A communication problem is analyzed in which two senders wish to communicate to two receivers. Encoders can cooperate over two communication links with finite capacities. Such transmitter cooperation, introduced and referred to as a conference by Willems, allows for partial message exchange between encoders. After the conference, each encoder will know a common message incompletely describing the two original messages, and its own private message containing the information that the encoders were not able to exchange.
We determine the capacity region of the compound multi-access channel with conferencing encoders when both original messages are decoded at both receivers. The obtained region is closely related to the capacity region of the multi-access channel with partially cooperating encoders as it is achieved by the same optimal conference, proposed by Willems. We show the gains due to conferencing in the Gaussian channel.

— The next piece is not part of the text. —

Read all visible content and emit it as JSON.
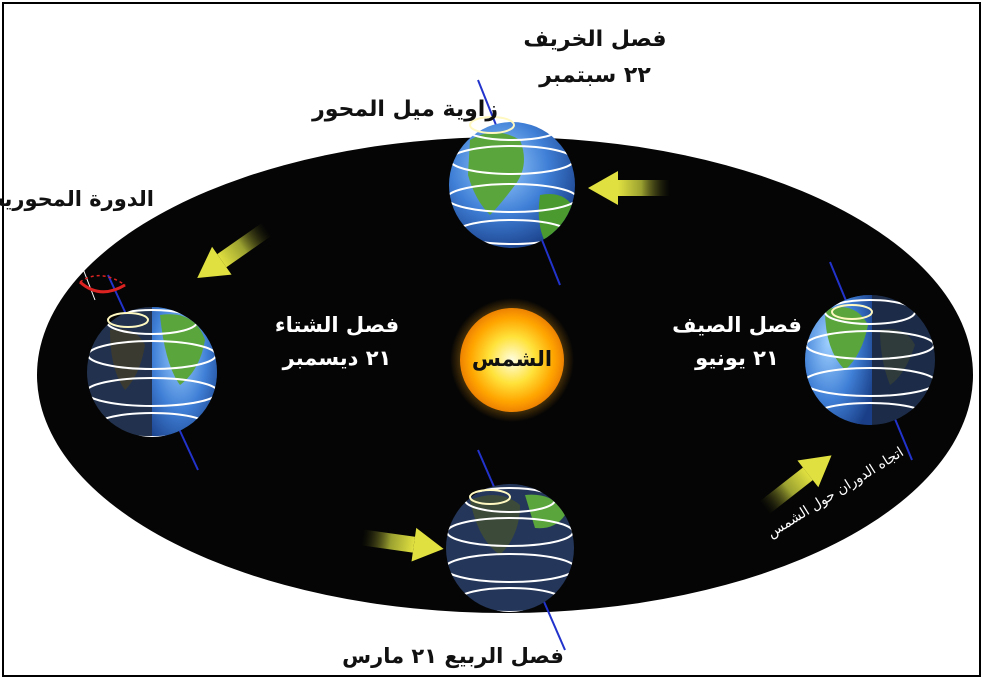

We then relax the decoding constraints. For the channel with the common message as it appears after the conference, it is assumed that a private message sent at an encoder is intended only for a corresponding decoder. The channel becomes the interference channel with common information. We derive conditions under which the capacity region of this channel coincides with the capacity region of the channel in which both private messages are required at both receivers. We show that the obtained conditions and the strong interference conditions for the interference channel with independent messages are satisfied by the same class of interference channels.
Cooperation strategies are commonly devised for information-theoretic channel models with a small number of nodes. We further apply those concepts to large scale sensor networks and show how that approach can lead to increased energy-efficiency and simple distributed algorithms.